Der Finanzminister erklärte, daß er von seinem Standpunkte aus in dem Punkte der Einkommensteuer nicht zustimmen könne, weil es ein Prinzip verletzen würde. Er meinte, daß ebensowenig die Staatsverwaltung bei den Interessenkupons der Staatsanlehen eine Steuerfreiheit garantiert, ebensowenig die Einkommensteuerbefreiung bei den Aktien stattfinden könne. Es würde prinzipiell das Resultat haben, daß dann der Aktionär von jeden 100 fl. 5% ungeschmälert fordern könnte, was eine Erschütterung bei allen anderen Gesellschaften herbeiführen möchte. Der Finanzminister sehe übrigens nicht ein, warum dem Pickering der Bau der Eisenbahn um jeden Preis gegeben werden und gar nicht versucht werden sollte, mit der Credit-Anstalt weiter zu verhandeln. Der Staatsratspräsident bemerkte, daß er cin die Frage über das Prinzip nicht eingehen wolle, obgleich er dasselbe, wie in seiner schriftlichen Äußerung angeführt ist, keineswegs für ausgemacht richtig halte. Der Finanzminister möge über diese Frage mit den älteren Eisenbahnen immerhin verhandeln und ein billiges Abkommen zu treffen suchen. Keinem Zweifel aber unterliege es wohlc, daß man bei neuen Vertragsabschlüssen derartige Bedingungen aufnehmen könne. Er wies übrigens bezüglich der Einkommensteuer auf das Patent vom 29. Oktober 1849 2 selbst hin, welches jede Unternehmung als einen eigenen Steuerpflichtigen erklärt, zu Folge dessen daher die Steuer unmittelbar die Unternehmung, nicht aber den Gewinn der einzelnen Aktionäre zu treffen hat. Für eine Unternehmung aber, welcher der Reinertrag garantiert ist, könne von einem solchen die Rede nicht sein, so lange die Steuern nicht berichtigt sind. Der Minister Graf Nádasdy stimmte in Anbetracht, daß man durch die Gewährung der fraglichen Zugeständnisse mit den anderen Eisenbahngesellschaften in Verlegenheit käme, mit dem Finanzminister. Alle übrigen Stimmführer pflichteten jedoch der Ansicht des Staatsratspräsidenten bei, und es ergab sich sonach die eminente Majorität für die Anträge des Handelsministeriums.
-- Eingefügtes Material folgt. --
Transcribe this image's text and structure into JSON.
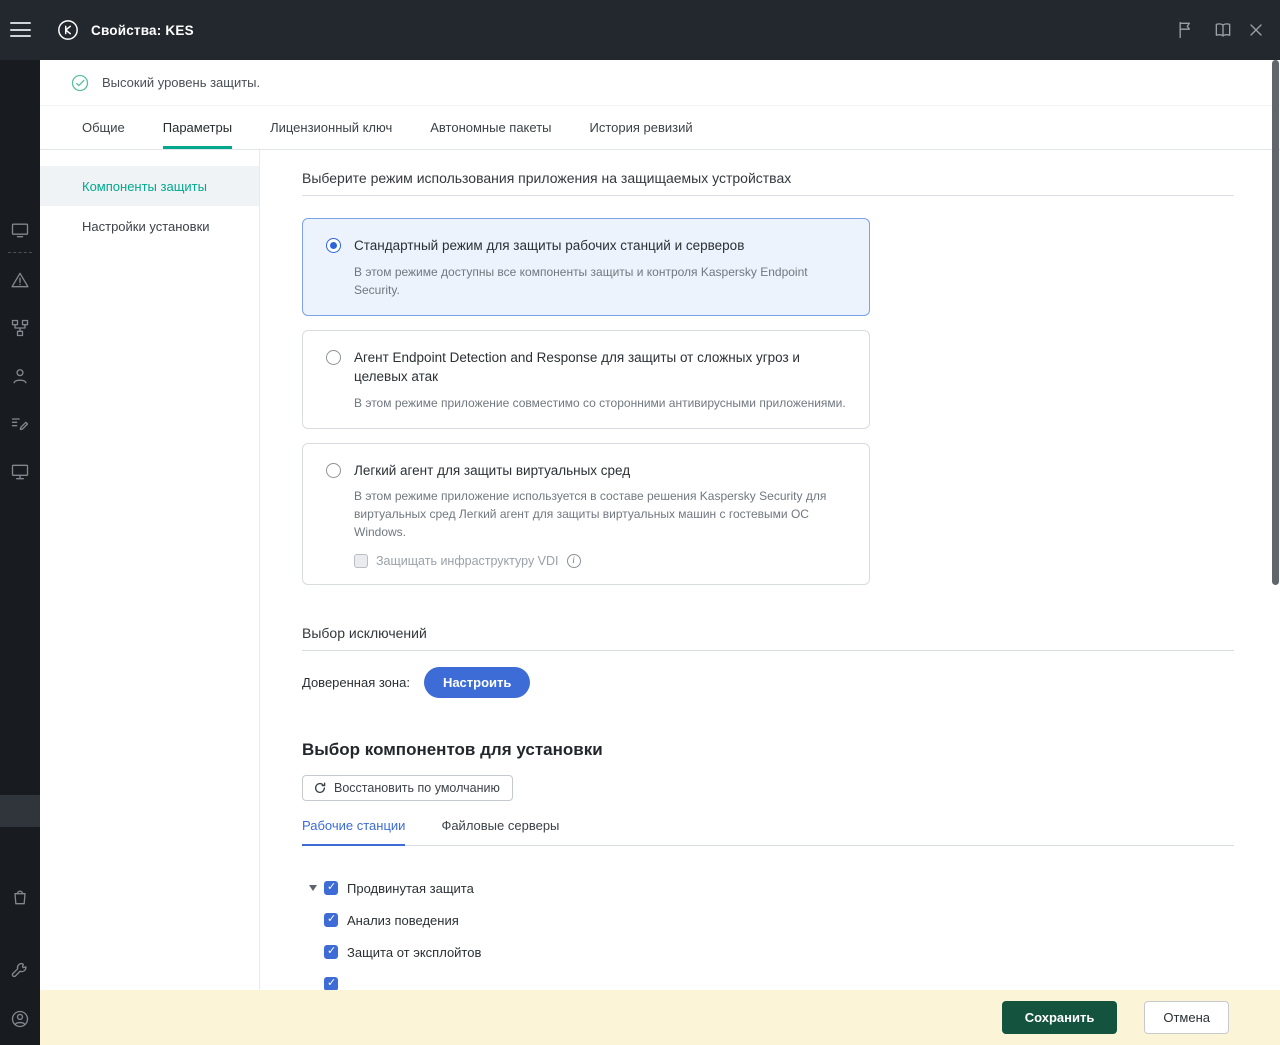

Der Staatsratspräsident referierte weiters, daß sich ihm gegen die Formulierung des letzten Zusatzes zu Art. 6, [Absatz] 16, welcher besagt, daß „der bestellte || S. 272 PDF || Kommissär die Gebahrung schon während des Betriebsjahres so weit tunlich einer meritorischen Prüfung unterziehen wird“, ein Anstand ergeben habe, nämlich der, daß man dann von dem Ärar in jedem Falle, wo es erst bei der Jahresrechnung in eine meritorische Prüfung eingehen will, den Beweis fordern wird, daß dem Kommissär eine frühere meritorische Prüfung nicht tunlich war, und überall, wo ein solcher Beweis nicht geliefert werden kann, mit Grund die Unanfechtbarkeit der Maßregel behauptet werden wird. Seines Erachtens sollte wenigstens festgehalten werden, daß nur jene Verfügungen als unanfechtbar zu betrachten seien, zu welchen der Kommissär ausdrücklich oder stillschweigend seine Zustimmung erteilt hat, und er würde daher vorschlagen, daß anstatt des letzten Absatzes gesetzt werde: „Verfügungen jedoch, welche unter Dazwischenkunft des Regierungskommissärs getroffen worden sind, ohne daß von demselben das Sistierungsrecht ausgeübt wurde, können nicht weiter beanständet werden.“ Der Finanzminister fand diese Änderung sehr zweckmäßig, und es waren auch alle übrigen Stimmführer damit einverstanden, nur wurde über Anregung des Leiters des Handelsministeriums beschlossen, im Eingange nicht bloß „Verfügungen“, sondern „Beschlüsse und Verfügungen“ zu sagen.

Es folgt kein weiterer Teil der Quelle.